Exhibits include one about the geologic history of the Davis Mountains and how culture and history are linked to geology; another highlights the history, geology, and culture of mining in the desert region.

The Center contains almost 5 mi of hiking trails, and features springs and pools, interesting geology, and mountain views. One path goes to the highest point on the Center's land and to the lowest. The local flora includes specimen trees such as some of the largest madrone trees in Texas, majestic Southwestern chokeberries, and Tracey hawthornes; seventeen types of ferns living in clefts in the canyon walls; many succulents and cacti; bird species from the turkey vulture and wild turkeys to hummingbirds overwintering and other birds migrating, with the Montezuma quail, roadrunners, and orioles providing more variety and color during the year.

==Contents==
The Botanical Gardens (20 acres) include some 165 species of trees, shrubs, and perennial forbs of the Chihuahuan Desert in the arboretum.

The Center has a collection of cacti and succulents from the Chihuahuan Desert. The greenhouse contains about 200 species of Chihuahuan Desert cacti. Many species are in bloom in March and April, but with so many examples, some variety is usually in bloom at any time.

A wildscape garden was installed around the visitors' center in 2004, with a trickling fountain and trees, shrubs, and flowering plants native to the Chihuahuan Desert. The aim is to provide a place where birds, small mammals, and other local wildlife can find food, water, and safety from predators to raise their young.

A pollinator garden was created in 2007 to attract hummingbirds, butterflies, bees, wasps, and flower flies, the desert's native pollinators. The smell of night-blooming plants in the moon garden draws in moths and other nocturnal pollinators. This project was funded, in part, by a grant from the Institute of Museum and Library Services, an agency of the United States Government.

In addition, the Center launched the Chihuahuan Desert Field School in 2004, an educational program targeting 4th grade classes in Brewster, Jeff Davis, and Presidio counties.
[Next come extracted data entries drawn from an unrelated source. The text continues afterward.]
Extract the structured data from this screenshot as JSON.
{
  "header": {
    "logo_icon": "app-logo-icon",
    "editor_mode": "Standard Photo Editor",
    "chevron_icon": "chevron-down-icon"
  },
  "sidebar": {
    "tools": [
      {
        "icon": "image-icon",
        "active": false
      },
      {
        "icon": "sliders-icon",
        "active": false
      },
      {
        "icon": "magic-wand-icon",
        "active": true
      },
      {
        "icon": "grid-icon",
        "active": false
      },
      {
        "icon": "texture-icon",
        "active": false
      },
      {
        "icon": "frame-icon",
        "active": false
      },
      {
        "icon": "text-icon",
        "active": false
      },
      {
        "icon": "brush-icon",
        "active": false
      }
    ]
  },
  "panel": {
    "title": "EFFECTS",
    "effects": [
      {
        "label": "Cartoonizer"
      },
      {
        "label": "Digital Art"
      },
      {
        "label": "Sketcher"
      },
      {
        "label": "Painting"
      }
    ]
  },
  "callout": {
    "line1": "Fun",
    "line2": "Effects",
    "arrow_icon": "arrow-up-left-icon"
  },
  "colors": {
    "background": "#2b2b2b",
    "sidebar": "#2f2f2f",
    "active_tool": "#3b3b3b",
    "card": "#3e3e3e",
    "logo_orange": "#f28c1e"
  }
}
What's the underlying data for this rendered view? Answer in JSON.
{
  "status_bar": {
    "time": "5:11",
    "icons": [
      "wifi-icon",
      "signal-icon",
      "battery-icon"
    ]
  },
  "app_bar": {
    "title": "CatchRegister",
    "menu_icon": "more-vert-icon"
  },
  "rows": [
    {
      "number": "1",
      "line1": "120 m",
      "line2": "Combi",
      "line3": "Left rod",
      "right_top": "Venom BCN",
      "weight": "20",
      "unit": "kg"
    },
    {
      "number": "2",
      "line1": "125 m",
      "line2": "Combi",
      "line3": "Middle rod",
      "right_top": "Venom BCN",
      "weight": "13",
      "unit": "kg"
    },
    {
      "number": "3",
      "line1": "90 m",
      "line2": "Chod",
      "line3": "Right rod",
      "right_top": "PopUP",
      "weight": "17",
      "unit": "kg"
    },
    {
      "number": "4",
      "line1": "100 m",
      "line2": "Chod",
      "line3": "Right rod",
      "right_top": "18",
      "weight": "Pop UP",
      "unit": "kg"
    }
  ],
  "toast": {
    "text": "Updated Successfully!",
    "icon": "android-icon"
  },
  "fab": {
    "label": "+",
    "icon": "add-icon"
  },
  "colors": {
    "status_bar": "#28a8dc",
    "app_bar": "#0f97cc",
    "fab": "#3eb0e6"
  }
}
The overwhelming response led to the inclusion of students from all grade levels and from regions far outside the tri-county Big Bend region. Since its inception, thousands of students have participated in the field school.

The Institute also offers a Life-Long Learning Program featuring workshops, field trips, and lectures on topics related to the natural history of the region. In 2008, the Institute was recognized by the Texas Education Agency as a Continuing Professional Education Provider for the State of Texas.